Fr. Richard Smith, associate priest at St. John the Evangelist Episcopal Church, delivered the prepared opening remarks on behalf of California Bishop Marc Andrus. Over 50 people gathered, including major media, gathered at the church to hear the remarks concerning the TRUST Act.
“This has not been an easy road for you, coming forward time and again to speak the truth and tell your stories. Sometimes it has been risky, but you have been brave, and you did it. We are so proud of you, and we are proud to continue standing with you until together we have achieved justice for all of your families as well,” said Smith. He is a clergy leader with the San Francisco Organizing Project, a grassroots community network representing more than 40,000 families.
“A word about the TRUST Act that is about to arrive on Governor Brown’s desk: We know that the overwhelming majority of immigrants in our churches and communities are law-abiding people working hard to support their families,” he continued. “They make enormous contributions to our economy, our society, our culture and, yes, our own lives of faith.”
“And that is why this diocese and our bishop today call upon Governor Brown to sign the TRUST Act when it arrives on his desk,” Smith concluded.
According to Lawton, resolutions such as these, rally support for various immigration reforms. Katie Conway, the Episcopal Church’s immigration and refugee policy analyst, these resolutions “passed at General Convention give my work in Washington both its focus and its legitimacy.”

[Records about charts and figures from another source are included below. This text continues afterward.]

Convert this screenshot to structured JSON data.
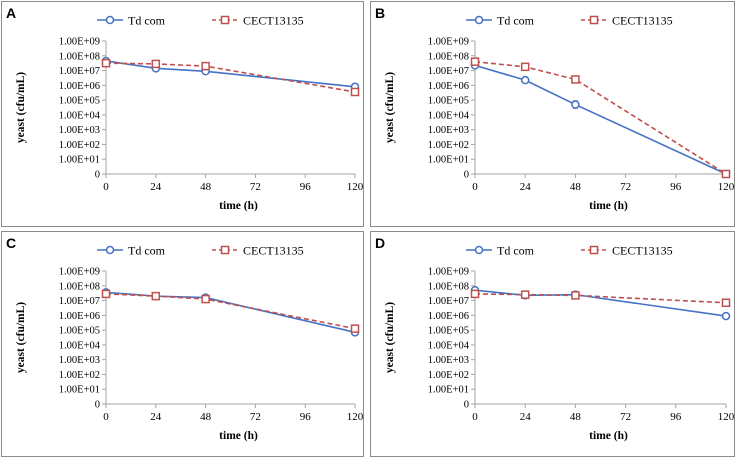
{
  "chart_data": [
    {
      "type": "line",
      "panel_label": "A",
      "x": [
        0,
        24,
        48,
        120
      ],
      "xticks": [
        "0",
        "24",
        "48",
        "72",
        "96",
        "120"
      ],
      "xtick_values": [
        0,
        24,
        48,
        72,
        96,
        120
      ],
      "yticks": [
        "0",
        "1.00E+01",
        "1.00E+02",
        "1.00E+03",
        "1.00E+04",
        "1.00E+05",
        "1.00E+06",
        "1.00E+07",
        "1.00E+08",
        "1.00E+09"
      ],
      "ylim_log10": [
        0,
        9
      ],
      "xlim": [
        0,
        120
      ],
      "xlabel": "time (h)",
      "ylabel": "yeast (cfu/mL)",
      "series": [
        {
          "name": "Td com",
          "values_log10": [
            7.65,
            7.15,
            6.95,
            5.9
          ],
          "errors_log10": [
            0.05,
            0.05,
            0.05,
            0.05
          ]
        },
        {
          "name": "CECT13135",
          "values_log10": [
            7.5,
            7.45,
            7.3,
            5.55
          ],
          "errors_log10": [
            0.05,
            0.05,
            0.05,
            0.05
          ]
        }
      ]
    },
    {
      "type": "line",
      "panel_label": "B",
      "x": [
        0,
        24,
        48,
        120
      ],
      "xticks": [
        "0",
        "24",
        "48",
        "72",
        "96",
        "120"
      ],
      "xtick_values": [
        0,
        24,
        48,
        72,
        96,
        120
      ],
      "yticks": [
        "0",
        "1.00E+01",
        "1.00E+02",
        "1.00E+03",
        "1.00E+04",
        "1.00E+05",
        "1.00E+06",
        "1.00E+07",
        "1.00E+08",
        "1.00E+09"
      ],
      "ylim_log10": [
        0,
        9
      ],
      "xlim": [
        0,
        120
      ],
      "xlabel": "time (h)",
      "ylabel": "yeast (cfu/mL)",
      "series": [
        {
          "name": "Td com",
          "values_log10": [
            7.35,
            6.35,
            4.7,
            0
          ],
          "errors_log10": [
            0.05,
            0.1,
            0.25,
            0
          ]
        },
        {
          "name": "CECT13135",
          "values_log10": [
            7.6,
            7.25,
            6.4,
            0
          ],
          "errors_log10": [
            0.05,
            0.05,
            0.1,
            0
          ]
        }
      ]
    },
    {
      "type": "line",
      "panel_label": "C",
      "x": [
        0,
        24,
        48,
        120
      ],
      "xticks": [
        "0",
        "24",
        "48",
        "72",
        "96",
        "120"
      ],
      "xtick_values": [
        0,
        24,
        48,
        72,
        96,
        120
      ],
      "yticks": [
        "0",
        "1.00E+01",
        "1.00E+02",
        "1.00E+03",
        "1.00E+04",
        "1.00E+05",
        "1.00E+06",
        "1.00E+07",
        "1.00E+08",
        "1.00E+09"
      ],
      "ylim_log10": [
        0,
        9
      ],
      "xlim": [
        0,
        120
      ],
      "xlabel": "time (h)",
      "ylabel": "yeast (cfu/mL)",
      "series": [
        {
          "name": "Td com",
          "values_log10": [
            7.55,
            7.3,
            7.2,
            4.85
          ],
          "errors_log10": [
            0.05,
            0.05,
            0.05,
            0.05
          ]
        },
        {
          "name": "CECT13135",
          "values_log10": [
            7.45,
            7.3,
            7.1,
            5.1
          ],
          "errors_log10": [
            0.05,
            0.05,
            0.05,
            0.05
          ]
        }
      ]
    },
    {
      "type": "line",
      "panel_label": "D",
      "x": [
        0,
        24,
        48,
        120
      ],
      "xticks": [
        "0",
        "24",
        "48",
        "72",
        "96",
        "120"
      ],
      "xtick_values": [
        0,
        24,
        48,
        72,
        96,
        120
      ],
      "yticks": [
        "0",
        "1.00E+01",
        "1.00E+02",
        "1.00E+03",
        "1.00E+04",
        "1.00E+05",
        "1.00E+06",
        "1.00E+07",
        "1.00E+08",
        "1.00E+09"
      ],
      "ylim_log10": [
        0,
        9
      ],
      "xlim": [
        0,
        120
      ],
      "xlabel": "time (h)",
      "ylabel": "yeast (cfu/mL)",
      "series": [
        {
          "name": "Td com",
          "values_log10": [
            7.7,
            7.35,
            7.4,
            5.95
          ],
          "errors_log10": [
            0.05,
            0.05,
            0.05,
            0.05
          ]
        },
        {
          "name": "CECT13135",
          "values_log10": [
            7.45,
            7.4,
            7.35,
            6.85
          ],
          "errors_log10": [
            0.05,
            0.05,
            0.05,
            0.05
          ]
        }
      ]
    }
  ],
  "style": {
    "series_colors": [
      "#4472c4",
      "#c0504d"
    ],
    "axis_color": "#a6a6a6"
  }
}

“It is very compelling for administration staff or members of Congress to see how an immigration resolution proposed by a diocese in Ohio, in one district, can then aid advocacy across the country in California or New Jersey or Arizona, in other dioceses and other districts.”
“These resolutions offer an opportunity to educate lawmakers about these issues through the work and passion of Episcopalians and ensure that the Episcopal voice remains strong and clear as we continue to push for humane and just immigration policies.”